What makes this project so exciting for you?
JMC:
After 72 years of scuba diving, it is exciting for me to see things in 3D on the big screen – things that I cannot see with the naked eye in the water. Bringing that to the attention of the public is one of the privileges that I am able to exercise thanks to my father and thanks to the technology that we are now able to use. My father, Jacques Cousteau, used to say, “People protect what they love,” and I kept saying, “How can you protect what you don’t understand?” We have explored maybe 5%, 6% or 7% of the ocean in shallow waters, but we don’t know anything about the hundreds of thousands of species that we have never seen up to now. Now we can go deeper and deeper, and discover a lot of species that we have never seen before, and that is exciting.

How deep did you dive?
JMC:
The film was shot at a maximum of 90 or 100 feet. But I want to go down and stay much longer; that’s why I have a suit that enables me to go down 1,000 feet in five minutes. I can spend ten hours down there, and I can move my hands and pick up samples. I have a high-definition camera on top of my head and LED lights. With my right leg, I can go forward, back, left and right, and with my left leg, I can go up and down. I can adjust the air and make sure the air that I am rebreathing is healthy. I can be back up at the surface in five minutes because I am protected from the pressure. 

In Australia, the Great Barrier Reef is undergoing a second bleaching. Do you think that people understand the urgency of protecting the reefs?
JMC:
 I think there are more and more people who do understand. What we need to do is to make sure that decision makers in governments and industries understand how we are connected to the environment and how much we depend on it. It is important to coach them and to reach their hearts, their families and their children. We have to help them to understand their obligations to the future. We need to keep the ocean healthy, and that will allow a lot of people to create new technologies to capture chemicals and heavy metals before they get into the ocean. By doing this, millions of new jobs will be created for people all over the planet. We need to take care of the life support system that is the ocean. If you make an analogy with business, the planet is our capital, but we are abusing the system and are heading down the path to bankruptcy.

Is Wonders of the Sea an educational movie?
Jean-Jacques Mantello:
The movie is family-orientated. Many environmental movies are too shocking for kids, so we decided to make a movie for kids, and we want them to fall in love with the ocean and those little creatures so that they will want to protect them. 

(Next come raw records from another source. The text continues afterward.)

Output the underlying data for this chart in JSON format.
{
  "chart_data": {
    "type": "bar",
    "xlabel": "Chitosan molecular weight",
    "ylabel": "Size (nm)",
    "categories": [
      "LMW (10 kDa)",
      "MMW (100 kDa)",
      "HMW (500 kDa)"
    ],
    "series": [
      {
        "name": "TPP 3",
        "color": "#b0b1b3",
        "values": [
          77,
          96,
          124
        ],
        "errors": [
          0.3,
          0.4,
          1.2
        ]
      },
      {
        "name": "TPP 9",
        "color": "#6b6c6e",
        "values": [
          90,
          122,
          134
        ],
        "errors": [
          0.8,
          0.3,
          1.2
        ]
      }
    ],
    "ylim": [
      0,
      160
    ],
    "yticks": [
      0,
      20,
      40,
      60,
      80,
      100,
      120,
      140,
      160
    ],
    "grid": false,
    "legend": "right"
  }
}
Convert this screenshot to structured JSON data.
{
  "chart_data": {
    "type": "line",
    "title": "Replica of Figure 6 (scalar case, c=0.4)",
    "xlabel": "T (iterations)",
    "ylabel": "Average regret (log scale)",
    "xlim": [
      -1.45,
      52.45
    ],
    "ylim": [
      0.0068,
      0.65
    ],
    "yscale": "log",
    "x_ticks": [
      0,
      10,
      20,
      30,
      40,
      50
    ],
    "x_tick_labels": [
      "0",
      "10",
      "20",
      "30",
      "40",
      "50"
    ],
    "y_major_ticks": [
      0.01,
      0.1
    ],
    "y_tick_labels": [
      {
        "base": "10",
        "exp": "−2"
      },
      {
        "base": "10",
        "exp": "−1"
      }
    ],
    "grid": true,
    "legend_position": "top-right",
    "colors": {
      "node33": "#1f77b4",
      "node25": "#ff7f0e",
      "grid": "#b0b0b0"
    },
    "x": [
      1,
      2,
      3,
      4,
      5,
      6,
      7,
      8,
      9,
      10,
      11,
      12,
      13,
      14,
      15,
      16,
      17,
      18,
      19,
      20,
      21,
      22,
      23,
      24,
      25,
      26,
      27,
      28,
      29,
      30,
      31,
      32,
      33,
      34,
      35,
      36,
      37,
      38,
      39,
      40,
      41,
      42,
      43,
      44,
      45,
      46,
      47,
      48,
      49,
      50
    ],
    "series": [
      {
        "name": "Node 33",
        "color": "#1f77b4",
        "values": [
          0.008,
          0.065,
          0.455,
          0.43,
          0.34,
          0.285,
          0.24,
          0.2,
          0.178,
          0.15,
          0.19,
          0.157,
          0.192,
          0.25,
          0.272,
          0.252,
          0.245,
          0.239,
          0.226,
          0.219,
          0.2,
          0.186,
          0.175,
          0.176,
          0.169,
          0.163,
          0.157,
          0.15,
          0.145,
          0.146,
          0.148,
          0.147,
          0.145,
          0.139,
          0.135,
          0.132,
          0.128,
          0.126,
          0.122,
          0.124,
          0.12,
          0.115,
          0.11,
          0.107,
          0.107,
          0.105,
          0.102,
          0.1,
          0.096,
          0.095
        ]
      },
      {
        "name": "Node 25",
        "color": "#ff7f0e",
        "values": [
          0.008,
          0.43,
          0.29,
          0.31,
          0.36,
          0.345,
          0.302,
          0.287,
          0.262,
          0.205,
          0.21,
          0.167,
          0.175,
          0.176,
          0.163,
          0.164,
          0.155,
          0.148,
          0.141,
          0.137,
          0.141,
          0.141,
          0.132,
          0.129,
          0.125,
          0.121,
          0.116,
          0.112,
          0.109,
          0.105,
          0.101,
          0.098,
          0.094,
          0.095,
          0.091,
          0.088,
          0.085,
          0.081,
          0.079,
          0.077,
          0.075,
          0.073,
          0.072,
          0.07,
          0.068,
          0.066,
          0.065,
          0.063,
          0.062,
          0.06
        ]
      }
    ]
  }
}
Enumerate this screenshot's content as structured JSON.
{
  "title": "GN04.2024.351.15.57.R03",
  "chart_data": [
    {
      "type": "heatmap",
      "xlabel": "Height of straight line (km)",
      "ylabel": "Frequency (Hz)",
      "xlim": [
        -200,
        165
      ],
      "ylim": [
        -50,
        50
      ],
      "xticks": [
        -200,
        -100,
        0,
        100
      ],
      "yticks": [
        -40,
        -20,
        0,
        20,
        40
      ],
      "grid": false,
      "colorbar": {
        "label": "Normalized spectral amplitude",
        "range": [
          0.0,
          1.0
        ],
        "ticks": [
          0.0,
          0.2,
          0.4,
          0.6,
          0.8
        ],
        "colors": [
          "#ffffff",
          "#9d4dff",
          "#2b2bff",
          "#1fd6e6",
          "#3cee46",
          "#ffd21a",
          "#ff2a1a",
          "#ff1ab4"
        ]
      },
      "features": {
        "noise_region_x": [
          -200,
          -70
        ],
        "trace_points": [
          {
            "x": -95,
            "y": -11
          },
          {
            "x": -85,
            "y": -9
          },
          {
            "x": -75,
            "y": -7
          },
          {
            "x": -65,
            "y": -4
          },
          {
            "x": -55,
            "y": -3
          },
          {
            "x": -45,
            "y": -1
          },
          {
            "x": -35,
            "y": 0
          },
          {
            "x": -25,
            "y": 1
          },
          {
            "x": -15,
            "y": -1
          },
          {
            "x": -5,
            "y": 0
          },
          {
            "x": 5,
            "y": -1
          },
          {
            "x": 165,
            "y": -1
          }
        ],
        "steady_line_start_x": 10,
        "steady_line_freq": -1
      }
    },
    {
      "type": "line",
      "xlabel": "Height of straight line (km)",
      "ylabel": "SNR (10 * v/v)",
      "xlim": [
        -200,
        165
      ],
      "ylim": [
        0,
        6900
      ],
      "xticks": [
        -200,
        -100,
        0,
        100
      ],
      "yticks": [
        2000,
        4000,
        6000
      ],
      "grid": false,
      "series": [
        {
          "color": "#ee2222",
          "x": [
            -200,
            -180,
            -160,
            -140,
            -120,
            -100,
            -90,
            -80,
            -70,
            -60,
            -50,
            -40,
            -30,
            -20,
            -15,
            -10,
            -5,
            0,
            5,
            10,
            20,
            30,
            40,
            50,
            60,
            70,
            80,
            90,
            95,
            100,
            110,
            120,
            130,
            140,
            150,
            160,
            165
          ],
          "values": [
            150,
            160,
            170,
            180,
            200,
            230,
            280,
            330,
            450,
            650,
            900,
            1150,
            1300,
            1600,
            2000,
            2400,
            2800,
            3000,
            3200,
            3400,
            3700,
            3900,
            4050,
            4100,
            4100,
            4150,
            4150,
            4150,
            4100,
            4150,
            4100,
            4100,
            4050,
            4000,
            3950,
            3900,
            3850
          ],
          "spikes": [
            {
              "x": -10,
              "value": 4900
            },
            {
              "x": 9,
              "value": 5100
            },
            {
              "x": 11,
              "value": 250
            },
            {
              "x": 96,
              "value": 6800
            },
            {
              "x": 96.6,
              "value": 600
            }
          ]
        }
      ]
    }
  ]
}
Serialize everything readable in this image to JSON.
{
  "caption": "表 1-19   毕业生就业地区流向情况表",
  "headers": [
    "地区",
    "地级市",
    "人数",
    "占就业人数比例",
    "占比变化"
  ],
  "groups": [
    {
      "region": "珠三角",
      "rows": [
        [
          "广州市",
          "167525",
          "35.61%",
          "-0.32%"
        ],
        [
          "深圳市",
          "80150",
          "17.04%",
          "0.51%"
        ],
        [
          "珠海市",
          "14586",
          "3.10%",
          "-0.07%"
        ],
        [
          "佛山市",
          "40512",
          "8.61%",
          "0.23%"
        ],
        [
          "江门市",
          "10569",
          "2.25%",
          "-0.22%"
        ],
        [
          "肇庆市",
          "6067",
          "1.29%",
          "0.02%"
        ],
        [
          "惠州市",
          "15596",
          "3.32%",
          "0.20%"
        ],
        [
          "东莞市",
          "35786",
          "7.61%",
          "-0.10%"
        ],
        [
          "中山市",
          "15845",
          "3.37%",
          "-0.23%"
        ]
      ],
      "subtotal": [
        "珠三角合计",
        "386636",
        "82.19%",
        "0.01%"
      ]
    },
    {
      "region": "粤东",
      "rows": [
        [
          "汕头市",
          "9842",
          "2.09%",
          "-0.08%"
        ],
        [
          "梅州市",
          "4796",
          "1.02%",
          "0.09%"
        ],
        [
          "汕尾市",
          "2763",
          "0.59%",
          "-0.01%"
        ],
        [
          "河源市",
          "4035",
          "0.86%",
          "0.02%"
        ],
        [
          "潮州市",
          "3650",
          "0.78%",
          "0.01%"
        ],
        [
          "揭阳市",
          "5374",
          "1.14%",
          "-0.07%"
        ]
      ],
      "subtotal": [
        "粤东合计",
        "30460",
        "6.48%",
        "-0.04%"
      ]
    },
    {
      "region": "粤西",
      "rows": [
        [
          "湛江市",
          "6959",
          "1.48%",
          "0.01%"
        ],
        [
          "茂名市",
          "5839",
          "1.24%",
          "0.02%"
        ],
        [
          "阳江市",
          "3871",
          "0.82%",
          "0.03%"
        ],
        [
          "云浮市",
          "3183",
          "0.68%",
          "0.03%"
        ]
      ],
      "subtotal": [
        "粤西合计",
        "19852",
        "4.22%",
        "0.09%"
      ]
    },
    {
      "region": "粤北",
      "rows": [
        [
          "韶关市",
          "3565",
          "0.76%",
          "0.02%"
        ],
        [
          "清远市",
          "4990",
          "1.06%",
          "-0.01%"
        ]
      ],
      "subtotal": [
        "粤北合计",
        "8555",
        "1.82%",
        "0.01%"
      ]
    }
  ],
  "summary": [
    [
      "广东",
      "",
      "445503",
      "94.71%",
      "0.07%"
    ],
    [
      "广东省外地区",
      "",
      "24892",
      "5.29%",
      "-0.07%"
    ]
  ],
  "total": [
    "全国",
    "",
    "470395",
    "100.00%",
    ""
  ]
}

How optimistic are you about the future?
JMC:
The choice is ours to make. We are the only species on the planet that has the privilege of deciding whether to disappear or not – there is no other species that can say that. Nature was there before we showed up as a species, and it can continue without us. A lot of people who will see Wonders of the Sea will ask, “What can I do to help?” And that’s what it’s all about.